To solve the problem of determining the ratio of \(\text{Cu}^{2+}\) to \(\text{Cu}^+\) ions in the sample of cuprous sulfide with the formula \(\text{Cu}_{1.92}\text{S}_{1.00}\), follow these steps:

### 1. **Understand the Composition:**

The formula \(\text{Cu}_{1.92}\text{S}_{1.00}\) indicates that the sample contains 1.92 copper (Cu) atoms for every 1 sulfur (S) atom.

### 2. **Determine the Charge Balance:**

In cuprous sulfide, the sulfur is in the \(\text{S}^{2-}\) oxidation state. To maintain electrical neutrality, the sum of the charges of copper ions must balance the charge of sulfur.

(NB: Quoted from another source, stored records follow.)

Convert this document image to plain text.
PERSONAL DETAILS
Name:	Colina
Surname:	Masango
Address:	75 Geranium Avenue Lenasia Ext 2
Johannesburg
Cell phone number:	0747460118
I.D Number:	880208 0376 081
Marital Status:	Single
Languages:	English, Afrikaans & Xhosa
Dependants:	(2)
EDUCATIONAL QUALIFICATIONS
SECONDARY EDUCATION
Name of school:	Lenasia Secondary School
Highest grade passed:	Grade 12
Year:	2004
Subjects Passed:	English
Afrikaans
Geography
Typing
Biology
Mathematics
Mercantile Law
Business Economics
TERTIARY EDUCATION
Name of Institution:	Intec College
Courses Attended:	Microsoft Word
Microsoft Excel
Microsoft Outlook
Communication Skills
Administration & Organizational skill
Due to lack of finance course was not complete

### 3. **Let \( x \) be the number of \(\text{Cu}^{2+}\) ions and \( y \) be the number of \(\text{Cu}^+\) ions.**

Since the total number of copper ions is given as 1.92, we have:

\[ x + y = 1.92 \]

The total charge must balance the charge of sulfur. Each \(\text{S}^{2-}\) ion contributes a charge of \(-2\), so for 1 sulfur atom:

\[ 2x + y = 2 \]

### 4. **Solve the System of Equations:**

We have two equations:

1. \( x + y = 1.92 \)
2. \( 2x + y = 2 \)

Subtract the first equation from the second to eliminate \( y \):

\[ (2x + y) - (x + y) = 2 - 1.92 \]

This simplifies to:

\[ x = 0.08 \]

Now substitute \( x = 0.08 \) into the first equation:

\[ 0.08 + y = 1.92 \]

Solve for \( y \):

\[ y = 1.92 - 0.08 = 1.84 \]

### 5. **Determine the Ratio:**

The ratio of \(\text{Cu}^{2+}\) to \(\text{Cu}^+\) is:

\[ \text{Ratio} = \frac{x}{y} = \frac{0.08}{1.84} \]

To simplify:

\[ \frac{0.08}{1.84} = \frac{8}{184} = \frac{1}{23} \]

### **Conclusion:**

The ratio of \(\text{Cu}^{2+}\) to \(\text{Cu}^+\) ions is \(1:23\), so the correct answer is:

**(b) 1:23**